Ce qu'elle incarne est plus simple que sa théologie : quelqu'un qui refuse de laisser un être aimé se défaire, et qui rassemble patiemment ce qui a été dispersé.
Isis apparaît dès les Textes des Pyramides, à partir de la Ve dynastie, vers 2350 avant notre ère. Elle y ressemble le corps d'Osiris, conçoit Horus et le protège dans les fourrés de papyrus du Delta. Elle agit par la parole et par la formule : son épithète est weret hekau, « grande de magie ».
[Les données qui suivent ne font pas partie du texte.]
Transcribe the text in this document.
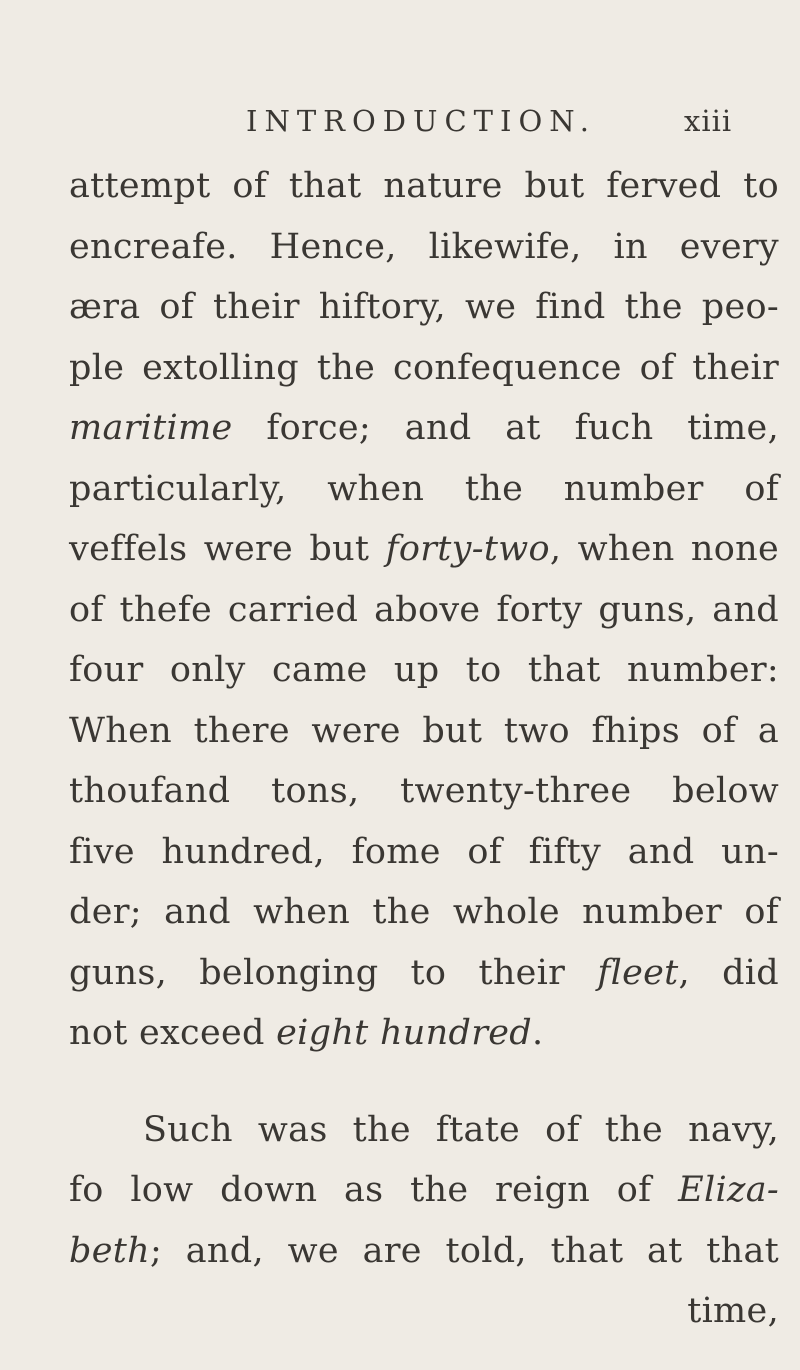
INTRODUCTION.	xiii
attempt of that nature but ferved to
encreafe. Hence, likewife, in every
æra of their hiftory, we find the peo-
ple extolling the confequence of their
maritime force; and at fuch time,
particularly, when the number of
veffels were but forty-two, when none
of thefe carried above forty guns, and
four only came up to that number:
When there were but two fhips of a
thoufand tons, twenty-three below
five hundred, fome of fifty and un-
der; and when the whole number of
guns, belonging to their fleet, did
not exceed eight hundred.
Such was the ftate of the navy,
fo low down as the reign of Eliza-
beth; and, we are told, that at that
time,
Attention à une confusion très répandue : le récit détaillé que tout le monde connaît, avec le coffre piégé, les soixante-douze conspirateurs, l'épisode de Byblos et les quatorze morceaux, vient de Plutarque, qui écrit en grec vers l'an 100 de notre ère, soit plus de deux mille ans après les premiers textes égyptiens. C'est une mise en récit tardive, pas un document égyptien. Aucune source égyptienne ne donne le chiffre de quatorze.
Le culte d'Isis a bien voyagé hors d'Égypte : Délos dès le IIIe siècle avant notre ère, puis Rome, puis Pompéi, dont le temple d'Isis fut le seul édifice religieux entièrement reconstruit après le séisme de 62 et avant l'éruption de 79. Cela, c'est de l'archéologie.
En revanche, l'idée qu'Isis allaitant Horus aurait donné naissance à l'iconographie de la Vierge à l'Enfant est une hypothèse ancienne, jamais démontrée, et les spécialistes la disent ambiguë. Quant au fameux « voile d'Isis », il vient d'une inscription rapportée par Plutarque à Saïs, ville de la déesse Neith, et sa fortune tient surtout à Schiller en 1795 puis à la théosophie de Blavatsky en 1877.
Portée en pendentif ou gardée près de soi, la figure d'Isis accompagne les périodes de perte et de recomposition : un deuil, une séparation, une reconstruction lente.
C'est un symbole de ténacité tranquille plus que de puissance. Nous le présentons comme un objet d'intention, sans lui prêter d'effet démontré.